One night I went out to enjoy some liquid refreshments with some friends. I had an enjoyable time but was warned about walking home

alone. Apparently some younger folk cause a little trouble for lonely travelers. A couple of guys, without me asking, gave me an escort to make sure I was safe. It opened my eyes.

The next day I was looking for a news story and thought I came across a good one. The Mistissini Wreath of Hope. The people doing it had raised over $34,000. It was impressive but when I talked to them they didn’t want recognition in the Nation or elsewhere. They were doing it for people and not themselves. There was a host of people who had helped to raise money.
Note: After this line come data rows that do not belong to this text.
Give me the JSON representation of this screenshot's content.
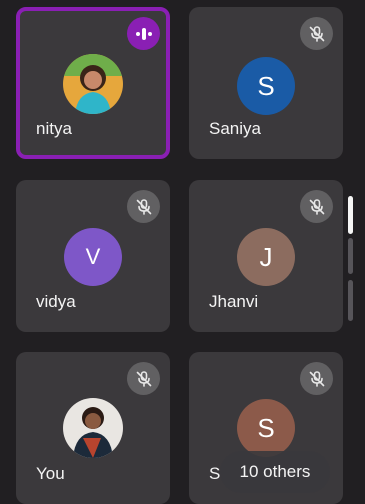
{
  "participants": [
    {
      "name": "nitya",
      "avatar": "photo",
      "status": "speaking"
    },
    {
      "name": "Saniya",
      "initial": "S",
      "avatar_color": "#1a5ba6",
      "status": "muted"
    },
    {
      "name": "vidya",
      "initial": "V",
      "avatar_color": "#7e57c8",
      "status": "muted"
    },
    {
      "name": "Jhanvi",
      "initial": "J",
      "avatar_color": "#8c6c5f",
      "status": "muted"
    },
    {
      "name": "You",
      "avatar": "photo",
      "status": "muted"
    },
    {
      "name": "S",
      "initial": "S",
      "avatar_color": "#8c5a4a",
      "status": "muted"
    }
  ],
  "overlay": {
    "others_label": "10 others"
  },
  "colors": {
    "speaking_accent": "#8a1fb4",
    "tile_bg": "#3b393c",
    "mute_badge": "#616062"
  },
  "icons": {
    "speaking": "audio-waves-icon",
    "muted": "mic-off-icon"
  }
}
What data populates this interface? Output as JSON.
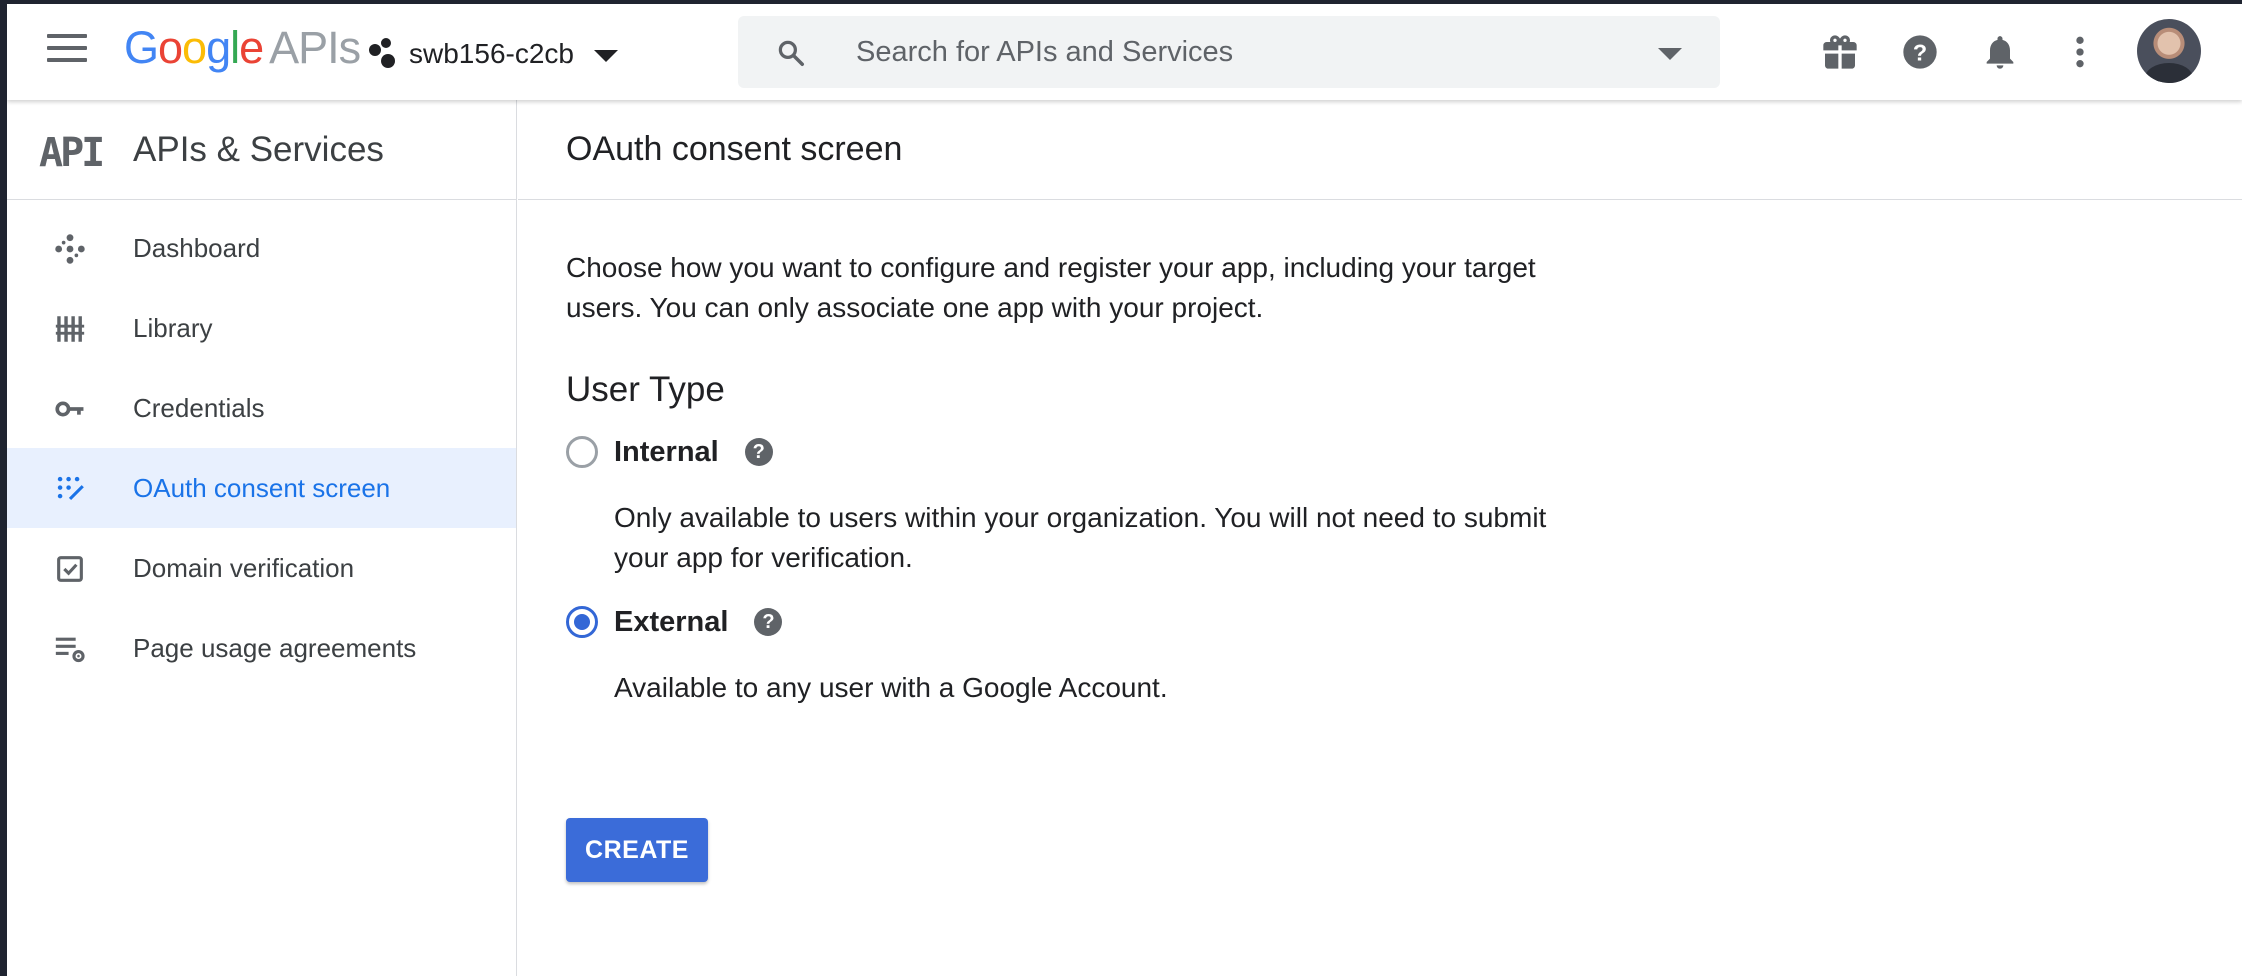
{
  "topbar": {
    "logo_google": "Google",
    "logo_apis": "APIs",
    "project_name": "swb156-c2cb",
    "search": {
      "placeholder": "Search for APIs and Services"
    },
    "icons": [
      "menu-icon",
      "project-icon",
      "search-icon",
      "gift-icon",
      "help-icon",
      "notifications-icon",
      "more-vert-icon",
      "avatar"
    ]
  },
  "sidebar": {
    "title": "APIs & Services",
    "items": [
      {
        "label": "Dashboard",
        "icon": "dashboard-icon"
      },
      {
        "label": "Library",
        "icon": "library-icon"
      },
      {
        "label": "Credentials",
        "icon": "key-icon"
      },
      {
        "label": "OAuth consent screen",
        "icon": "consent-icon",
        "active": true
      },
      {
        "label": "Domain verification",
        "icon": "checkbox-icon"
      },
      {
        "label": "Page usage agreements",
        "icon": "settings-list-icon"
      }
    ]
  },
  "main": {
    "page_title": "OAuth consent screen",
    "intro": "Choose how you want to configure and register your app, including your target users. You can only associate one app with your project.",
    "user_type_title": "User Type",
    "options": [
      {
        "label": "Internal",
        "selected": false,
        "description": "Only available to users within your organization. You will not need to submit your app for verification."
      },
      {
        "label": "External",
        "selected": true,
        "description": "Available to any user with a Google Account."
      }
    ],
    "help_glyph": "?",
    "create_label": "CREATE"
  },
  "colors": {
    "accent": "#3b6cd9",
    "active_nav_bg": "#e8f0fe",
    "active_nav_text": "#1a73e8"
  }
}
I went to the New Years Party put on by the community. No drinking but a lot of prizes. Clifford Benac won the trip to Las Vegas; Beatrice Petawabino won the living room set. The funniest story told won James Jonah of Waskaganish a three star blanket. Stanley Gunner won a Polaris 340 skidoo.

You get the idea. It was non-drinking celebration that had rewards and I saw a lot of people who volunteered their time to make it happen.

At the end of it all I realized something. Yes, the concept of the pure untarnished white knight might be in jeopardy but people still had the desire and the means to affect life just as much as they did. I think that those of us in the south should head back home on a regular basis just to remind ourselves that while the Crees never had any white knights in name we definitely have a few in action.

So when you see a local politician or police officer walking around, go up and give them a hug. Chances are they are a white knight of sorts and shouldn’t be left out in the cold.